The biggest change was in the Bettors’ Choice and Field Size charts which have two bars per year. The original version had enough contrast between the two bars but one was too light against the white background. Now the two bars have 3.02:1 ratio contrast between them and both are over 3:1 with the white background.

I also tweaked the colors in the stacked bars for Running Style and Age to ensure that all colors have at least 3:1 contrast against the white background.

There are a couple of areas for improvement. The green and gray bar stacks have 3.69:1 contrast between them but the gray does not have enough contrast against the white background. The running style line charts are a mixed bag (read probably mostly not sufficient contrast) as they colors are Google default.

The “ugh” part of this project are the accessibility issues with Google Charts. The good news is that most of the chart types I used include a tabular representation of the chart data, and those are announced by screen readers.

The bad news is that the data is only announced after the graphical representation of the chart is announced.

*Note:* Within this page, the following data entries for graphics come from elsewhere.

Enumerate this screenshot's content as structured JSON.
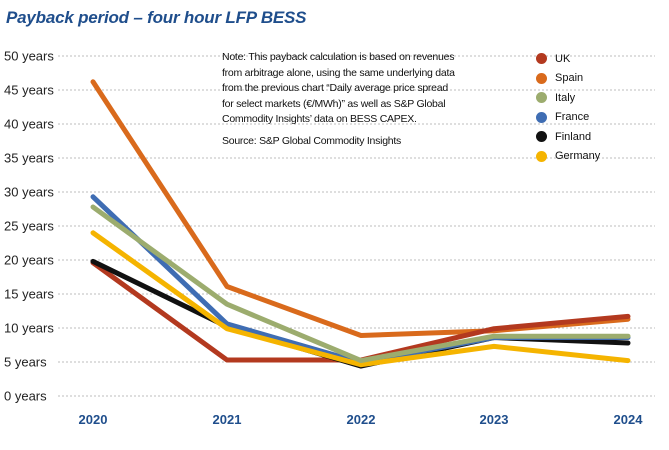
{
  "chart_data": {
    "type": "line",
    "title": "Payback period – four hour LFP BESS",
    "x": [
      "2020",
      "2021",
      "2022",
      "2023",
      "2024"
    ],
    "y_ticks": [
      "0 years",
      "5 years",
      "10 years",
      "15 years",
      "20 years",
      "25 years",
      "30 years",
      "35 years",
      "40 years",
      "45 years",
      "50 years"
    ],
    "ylim": [
      0,
      50
    ],
    "grid": "horizontal dashed",
    "legend_placement": "top-right",
    "note_lines": [
      "Note: This payback calculation is based on revenues",
      "from arbitrage alone, using the same underlying data",
      "from the previous chart “Daily average price spread",
      "for select markets (€/MWh)” as well as S&P Global",
      "Commodity Insights’ data on BESS CAPEX."
    ],
    "source": "Source: S&P Global Commodity Insights",
    "series": [
      {
        "name": "Spain",
        "color": "#d96a1c",
        "values": [
          46.2,
          16.1,
          8.9,
          9.6,
          11.3
        ]
      },
      {
        "name": "UK",
        "color": "#b3391f",
        "values": [
          19.6,
          5.3,
          5.3,
          9.9,
          11.7
        ]
      },
      {
        "name": "Finland",
        "color": "#111111",
        "values": [
          19.8,
          10.2,
          4.4,
          8.6,
          7.8
        ]
      },
      {
        "name": "France",
        "color": "#3f6db3",
        "values": [
          29.3,
          10.6,
          4.9,
          8.6,
          8.6
        ]
      },
      {
        "name": "Germany",
        "color": "#f5b400",
        "values": [
          24.0,
          9.9,
          4.6,
          7.3,
          5.2
        ]
      },
      {
        "name": "Italy",
        "color": "#9cac6e",
        "values": [
          27.8,
          13.5,
          5.2,
          8.8,
          8.8
        ]
      }
    ],
    "legend": [
      {
        "name": "UK",
        "color": "#b3391f"
      },
      {
        "name": "Spain",
        "color": "#d96a1c"
      },
      {
        "name": "Italy",
        "color": "#9cac6e"
      },
      {
        "name": "France",
        "color": "#3f6db3"
      },
      {
        "name": "Finland",
        "color": "#111111"
      },
      {
        "name": "Germany",
        "color": "#f5b400"
      }
    ]
  }
}
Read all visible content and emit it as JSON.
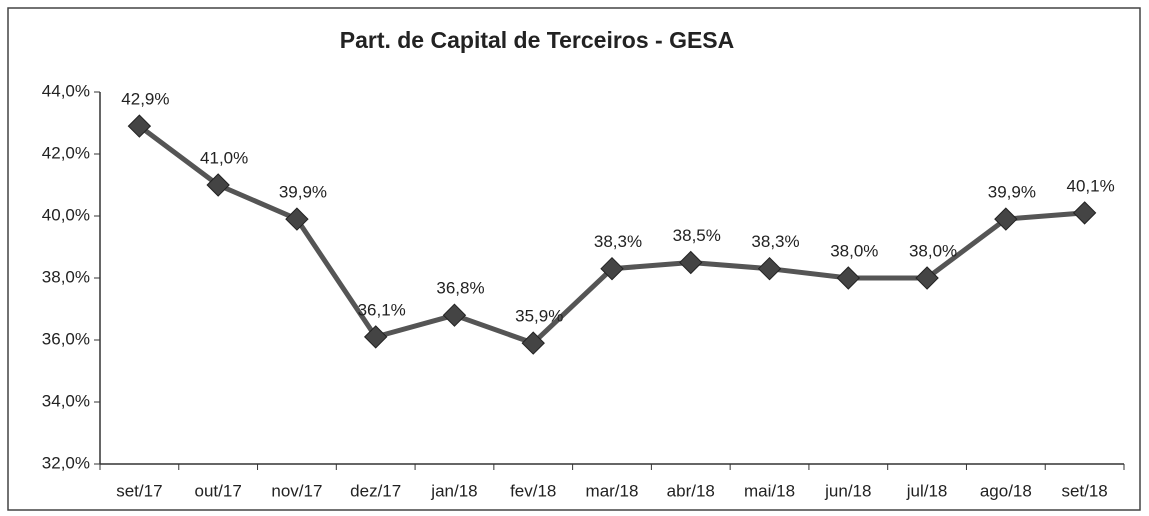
{
  "chart_data": {
    "type": "line",
    "title": "Part. de Capital de Terceiros - GESA",
    "categories": [
      "set/17",
      "out/17",
      "nov/17",
      "dez/17",
      "jan/18",
      "fev/18",
      "mar/18",
      "abr/18",
      "mai/18",
      "jun/18",
      "jul/18",
      "ago/18",
      "set/18"
    ],
    "values": [
      42.9,
      41.0,
      39.9,
      36.1,
      36.8,
      35.9,
      38.3,
      38.5,
      38.3,
      38.0,
      38.0,
      39.9,
      40.1
    ],
    "value_labels": [
      "42,9%",
      "41,0%",
      "39,9%",
      "36,1%",
      "36,8%",
      "35,9%",
      "38,3%",
      "38,5%",
      "38,3%",
      "38,0%",
      "38,0%",
      "39,9%",
      "40,1%"
    ],
    "color": "#555555",
    "ylim": [
      32,
      44
    ],
    "yticks": [
      {
        "value": 32,
        "label": "32,0%"
      },
      {
        "value": 34,
        "label": "34,0%"
      },
      {
        "value": 36,
        "label": "36,0%"
      },
      {
        "value": 38,
        "label": "38,0%"
      },
      {
        "value": 40,
        "label": "40,0%"
      },
      {
        "value": 42,
        "label": "42,0%"
      },
      {
        "value": 44,
        "label": "44,0%"
      }
    ],
    "grid": false
  }
}
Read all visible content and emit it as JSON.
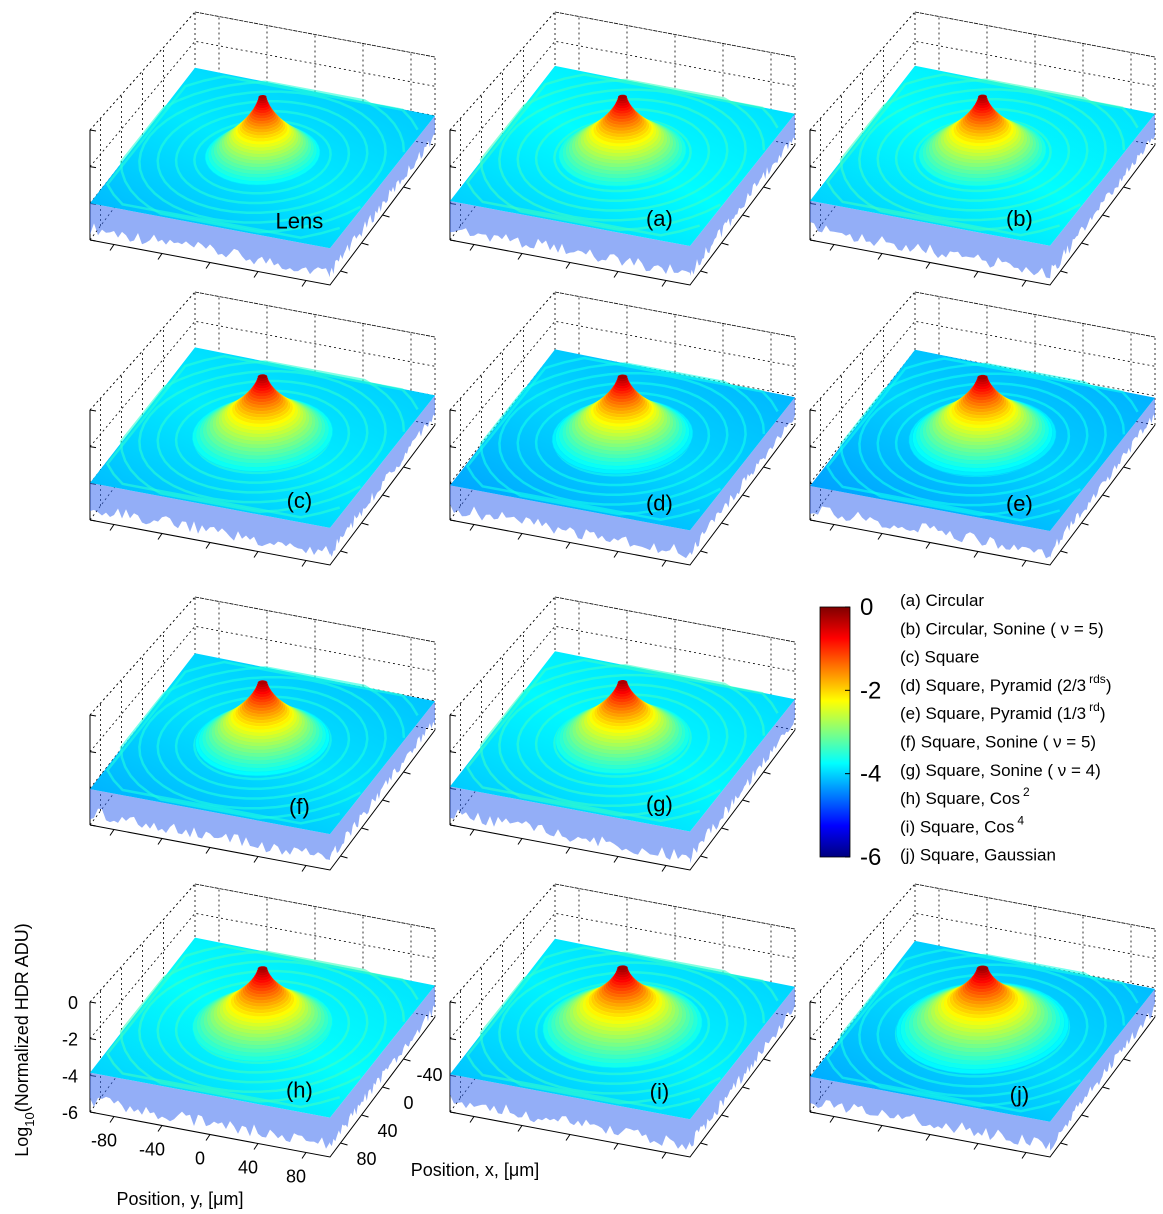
{
  "chart_data": {
    "type": "surface",
    "panels": [
      "Lens",
      "(a)",
      "(b)",
      "(c)",
      "(d)",
      "(e)",
      "(f)",
      "(g)",
      "(h)",
      "(i)",
      "(j)"
    ],
    "zlabel": {
      "base": "Log",
      "sub": "10",
      "rest": "(Normalized HDR ADU)"
    },
    "ylabel": "Position, y, [μm]",
    "xlabel": "Position, x, [μm]",
    "zlim": [
      -6,
      0
    ],
    "zticks": [
      0,
      -2,
      -4,
      -6
    ],
    "ylim": [
      -100,
      100
    ],
    "yticks": [
      -80,
      -40,
      0,
      40,
      80
    ],
    "xlim": [
      -100,
      100
    ],
    "xticks": [
      -40,
      0,
      40,
      80
    ],
    "colorbar": {
      "ticks": [
        0,
        -2,
        -4,
        -6
      ],
      "colormap": "jet"
    },
    "legend": [
      {
        "text": "(a) Circular"
      },
      {
        "text": "(b) Circular, Sonine ( ν = 5)"
      },
      {
        "text": "(c) Square"
      },
      {
        "text": "(d) Square, Pyramid (2/3",
        "sup": "rds",
        "after": ")"
      },
      {
        "text": "(e) Square, Pyramid (1/3",
        "sup": "rd",
        "after": ")"
      },
      {
        "text": "(f) Square, Sonine ( ν = 5)"
      },
      {
        "text": "(g) Square, Sonine ( ν = 4)"
      },
      {
        "text": "(h) Square, Cos",
        "sup": "2"
      },
      {
        "text": "(i) Square, Cos",
        "sup": "4"
      },
      {
        "text": "(j) Square, Gaussian"
      }
    ]
  }
}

Every tick, every line, every image of a bar is announced as “an image”, and in some cases that can be upwards of 50 images announced as “an image” before anything useful is announced. And I couldn’t find a way to have only the data announced.

If I were doing this project from the start and decided to use Google Charts, I would hide the charts from screen readers and create my own tabular representation of the data for screen reader users. Unfortunately I don’t have the time or wherewithal to do that now.

In the Intro section of each profile I added the following text for screen readers using visually hidden text

A note to screen reader users. The interactive charts on this site are built using Google Charts. There are two major elements to each chart, the images used to display the chart and a tabular representation of the data within the chart. Unfortunately the charts are structured to announce all of the images before announcing the tabular data. In some cases this will mean upwards of 50 images get announced before the data. If you’d like to provide feedback please visit the Accessibility Statement for information.

I’ve also included information in the Accessibility Statement (which will look familiar if you read this section since I repurposed a lot of the explanation!). I thought about hiding the charts from screen readers all together and noting it, but thought it was probably best to leave them as is and provide explanation and a method for feedback. And if you have opinions I would love to hear them!

Another “ugh” aspect is the pages with charts take a big performance hit, which is not a surprise considering how many charts I have the on each page. There are probably things I could do to improve performance if I were a little better at JavaScript. I did choose to use the system font stack to help with performance!

One thing I did try was adding {async: true} as suggested here but I didn’t see much of a difference. Going the route of providing charts as images rather than interactive would no doubt improve performance.

What’s next?


It’s nice to have the Stakes Profiles in a new home. Despite not working out the way I thought they would, they represent a lot of work and provide a different way to interact with racing data than you’ll find in the racing industry. I wrote a little bit about that at my semi-defunct racing blog if you’re interested.

I’ve also created a Ko-fi account and added it here and to most of my other projects if you’re inclined to leave me a tip! Next up I’ll be getting back to the friend’s project and hope to have that wrapped up by the end of November.